1. The question asks for how many on the ice, implying that order does not matter. This is combination problem with two combinations. You need to choose 1 goalie out of a possible of 2 and choose 5 skaters out of a possible 18.

$\dbinom{2}{1}\dbinom{18}{5}=2 \cdot \frac{18!}{5! \cdot 13!}=17136$

2. The order of the questions you got right does not matter, so this is a combination problem.

$\dbinom{10}{7}=\frac{10!}{7!3!}=120$

3. Order does matter. There are 10 digits and repetition is allowed. You can use a decision chart for each of the four options.

$10 \cdot 10 \cdot 10 \cdot 10=10,000$

#### Practice

Simplify each of the following expressions so that they do not have a factorial symbol.

1. $\frac{7!}{3!}$

2. $\frac{110!}{105!5!}$

3. $\frac{52!}{49!}$

4. In how many ways can you choose 3 objects from a set of 9 objects?

5. In how many ways can you choose and arrange 4 objects from a set of 15 objects?

First, state whether each problem is a permutation/decision chart problem or a combination problem. Then, solve.

6. Suppose you need to choose a new combination for your combination lock. You have to choose 3 numbers, each different and between 0 and 40. How many combinations are there?

7. You just won a contest where you can choose 2 friends to go with you to a concert. You have five friends who are available and want to go. In how many ways can you choose the friends?

8. You want to construct a 3 digit number from the digits 4, 6, 8, 9. How many possible numbers are there?

9. There are 12 workshops at a conference and Sam has to choose 3 to attend. In how many ways can he choose the 3 to attend?

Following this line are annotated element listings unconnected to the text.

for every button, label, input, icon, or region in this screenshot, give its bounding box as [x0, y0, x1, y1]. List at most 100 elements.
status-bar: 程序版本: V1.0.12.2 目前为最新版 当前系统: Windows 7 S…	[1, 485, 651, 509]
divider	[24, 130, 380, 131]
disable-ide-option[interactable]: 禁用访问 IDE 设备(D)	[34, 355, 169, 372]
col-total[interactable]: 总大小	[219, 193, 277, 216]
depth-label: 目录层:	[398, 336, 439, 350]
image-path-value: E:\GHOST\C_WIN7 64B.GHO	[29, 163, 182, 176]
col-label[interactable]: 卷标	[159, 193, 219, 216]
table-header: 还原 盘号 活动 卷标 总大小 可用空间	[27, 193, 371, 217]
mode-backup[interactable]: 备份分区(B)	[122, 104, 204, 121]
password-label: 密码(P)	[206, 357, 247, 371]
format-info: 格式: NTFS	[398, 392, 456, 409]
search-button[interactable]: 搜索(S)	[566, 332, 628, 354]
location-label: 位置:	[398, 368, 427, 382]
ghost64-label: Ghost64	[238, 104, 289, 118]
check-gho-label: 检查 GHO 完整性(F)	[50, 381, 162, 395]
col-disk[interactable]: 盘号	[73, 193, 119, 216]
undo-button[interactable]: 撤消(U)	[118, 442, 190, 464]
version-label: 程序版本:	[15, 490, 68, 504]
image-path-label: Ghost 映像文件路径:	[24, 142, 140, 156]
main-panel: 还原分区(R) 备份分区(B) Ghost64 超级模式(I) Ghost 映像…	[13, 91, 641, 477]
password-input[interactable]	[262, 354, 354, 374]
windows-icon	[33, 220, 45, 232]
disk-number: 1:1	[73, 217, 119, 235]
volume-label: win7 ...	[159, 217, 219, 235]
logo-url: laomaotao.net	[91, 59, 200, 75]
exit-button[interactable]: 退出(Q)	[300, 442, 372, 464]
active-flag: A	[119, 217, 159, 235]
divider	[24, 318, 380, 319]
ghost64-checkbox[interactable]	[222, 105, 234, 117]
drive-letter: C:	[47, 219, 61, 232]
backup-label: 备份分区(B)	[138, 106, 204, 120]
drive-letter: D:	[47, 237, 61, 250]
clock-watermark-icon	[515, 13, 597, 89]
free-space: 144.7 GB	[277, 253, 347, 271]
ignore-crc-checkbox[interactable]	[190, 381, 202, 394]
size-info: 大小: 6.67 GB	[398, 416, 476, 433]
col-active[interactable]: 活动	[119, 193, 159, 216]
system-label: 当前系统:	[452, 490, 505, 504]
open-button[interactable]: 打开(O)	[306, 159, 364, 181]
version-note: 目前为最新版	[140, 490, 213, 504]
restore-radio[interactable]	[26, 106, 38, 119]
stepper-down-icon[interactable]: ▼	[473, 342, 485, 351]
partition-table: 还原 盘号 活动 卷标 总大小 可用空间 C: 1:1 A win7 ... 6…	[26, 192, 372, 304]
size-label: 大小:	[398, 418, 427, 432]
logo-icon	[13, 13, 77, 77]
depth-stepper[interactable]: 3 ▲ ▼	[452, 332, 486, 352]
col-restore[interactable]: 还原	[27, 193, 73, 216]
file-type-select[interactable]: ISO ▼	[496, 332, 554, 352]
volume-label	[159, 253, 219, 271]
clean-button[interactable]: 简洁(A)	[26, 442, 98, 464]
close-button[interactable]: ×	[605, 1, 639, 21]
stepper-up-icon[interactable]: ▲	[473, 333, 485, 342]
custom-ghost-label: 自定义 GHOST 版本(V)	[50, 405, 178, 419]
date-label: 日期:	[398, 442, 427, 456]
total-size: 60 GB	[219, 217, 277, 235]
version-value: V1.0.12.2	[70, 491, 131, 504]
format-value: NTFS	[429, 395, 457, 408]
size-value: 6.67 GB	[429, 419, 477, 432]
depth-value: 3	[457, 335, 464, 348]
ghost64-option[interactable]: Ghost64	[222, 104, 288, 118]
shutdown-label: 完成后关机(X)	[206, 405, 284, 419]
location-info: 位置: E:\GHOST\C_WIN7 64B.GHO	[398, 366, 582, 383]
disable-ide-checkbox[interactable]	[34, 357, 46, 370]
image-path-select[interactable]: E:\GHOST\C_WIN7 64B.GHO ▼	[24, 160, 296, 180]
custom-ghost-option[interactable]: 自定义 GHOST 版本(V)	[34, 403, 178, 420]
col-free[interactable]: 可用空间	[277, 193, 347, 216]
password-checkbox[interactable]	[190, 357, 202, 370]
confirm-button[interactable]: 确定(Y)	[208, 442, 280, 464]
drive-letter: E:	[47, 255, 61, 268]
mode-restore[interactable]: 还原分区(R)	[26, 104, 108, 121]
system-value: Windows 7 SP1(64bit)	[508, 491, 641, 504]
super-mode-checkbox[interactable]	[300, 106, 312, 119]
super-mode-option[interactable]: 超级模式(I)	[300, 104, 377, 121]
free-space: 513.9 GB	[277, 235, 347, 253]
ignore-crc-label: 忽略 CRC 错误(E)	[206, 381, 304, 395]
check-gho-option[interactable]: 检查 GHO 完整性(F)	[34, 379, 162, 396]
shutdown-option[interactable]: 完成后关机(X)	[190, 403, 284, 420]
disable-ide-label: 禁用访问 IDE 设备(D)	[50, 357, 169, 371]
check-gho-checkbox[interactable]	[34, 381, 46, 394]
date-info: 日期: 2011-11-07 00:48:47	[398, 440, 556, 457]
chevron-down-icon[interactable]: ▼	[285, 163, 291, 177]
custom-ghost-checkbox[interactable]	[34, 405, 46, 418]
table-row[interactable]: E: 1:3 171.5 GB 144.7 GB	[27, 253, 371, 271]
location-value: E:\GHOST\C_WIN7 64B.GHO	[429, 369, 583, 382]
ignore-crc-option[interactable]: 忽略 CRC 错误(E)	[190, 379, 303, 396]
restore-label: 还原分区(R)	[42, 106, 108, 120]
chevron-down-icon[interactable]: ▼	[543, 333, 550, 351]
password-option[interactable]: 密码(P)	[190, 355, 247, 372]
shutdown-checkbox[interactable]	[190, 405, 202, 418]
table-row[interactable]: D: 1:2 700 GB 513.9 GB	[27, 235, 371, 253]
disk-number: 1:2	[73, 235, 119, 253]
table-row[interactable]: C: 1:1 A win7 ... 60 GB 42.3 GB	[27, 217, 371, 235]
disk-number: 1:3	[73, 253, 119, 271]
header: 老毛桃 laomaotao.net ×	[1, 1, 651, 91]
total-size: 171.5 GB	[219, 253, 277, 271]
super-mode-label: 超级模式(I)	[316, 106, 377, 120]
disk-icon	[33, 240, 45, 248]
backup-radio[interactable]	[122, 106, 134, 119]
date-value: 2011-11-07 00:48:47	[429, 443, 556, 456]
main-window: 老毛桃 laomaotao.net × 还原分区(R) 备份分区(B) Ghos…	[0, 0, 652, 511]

10. 9 girls and 5 boys are finalists in a contest. In how many ways can 1 st , 2 nd , and 3 rd place winners be chosen?

11. For the special at a restaurant you can choose 3 different items from the 10 item menu. How many different combinations of meals could you get?

12. You visit 12 colleges and want to apply to 4 of them. In how many ways could you choose the four to apply to?

13. For the 12 colleges you visited, you want to rank your top five. In how many ways could you rank your top 5?

14. Explain why the following problem is not strictly a permutation or combination problem : The local ice cream shop has 12 flavors. You decide to buy 2 scoops in a dish. In how many ways could you do this if you are allowed to get two of the same scoop?

15. Your graphing calculator has the combination and permutation formulas built in. Push the MATH button and scroll to the right to the PRB list. You should see  ${_nP}_r$ and  $_nC_r$ as options. In order to use these: 1) On your home screen type the value for $n$ ; 2) Select  ${_nP}_r$ or $_nC_r$ ; 3) Type the value for  $k$ ( $r$ on the calculator). Use your calculator to verify that ${_{10}C}_5=252$ .